Four years ago I worked as a Peace Corps volunteer in El Salvador at a butterfly exhibit. The very first day that I arrived where the butterfly house was located, a dazzling Blue Morph greeted me and flashed its wings as it flew by. I knew then that I wanted to raise this magnificent butterfly for the exhibit.
Morpho females use a variety of host plants and will lay a single egg on the underside of a leaf. Upon hatching, the first instar larva devours its empty shell, which provides an initial source of carbohydrates and proteins before it begins to feed on the host plant.

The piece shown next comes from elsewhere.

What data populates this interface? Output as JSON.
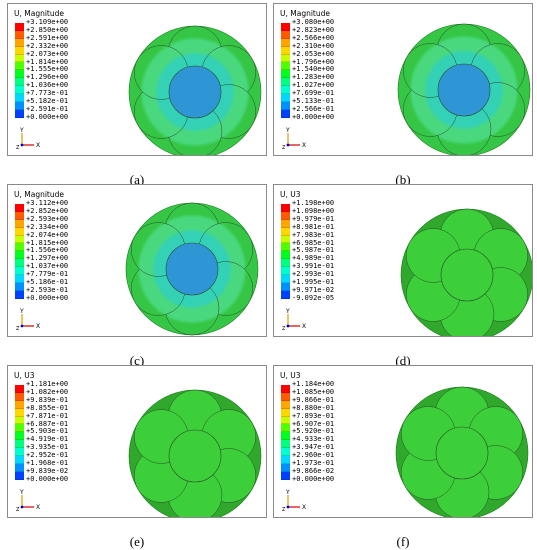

I found the various stages of the caterpillar to be fascinating. As caterpillars grow, they get to a point where they must shed their skin before they can continue to develop. The larva has five stages called instars. The larva of the Blue Morpho is quite distinct in each stage.
The caterpillars have unique ways to defend themselves from predators. Coloration at each stage provides them with camouflage. The older larvae have a gland located on their thorax that emits a strong order when threatened, which some describe as rancid butter. The hairs on their body also can irritate predators once touched.
The entire caterpillar stage lasts roughly eight weeks before forming the chrysalis. Immediately before pupation, the caterpillar enters a pre-pupal stage and the entire body color changes to light green lasting approximately three days.
The larva will attach itself to a twig or large leaf, and will rest for about 36-48 hours while the chrysalis develops beneath the larval skin. The larval skin splits along sutures on its back to reveal the chrysalis. The pupal stage lasts approximately two weeks before the butterfly is ready to emerge, but in the wild can last to several months in order to time their emergence with the arrival of seasonal rains.
Once hatched, an adult Morpho lives for about two to three weeks. The entire life cycle of the Morpho butterfly from egg to death is approximately 115 days, or just under four months.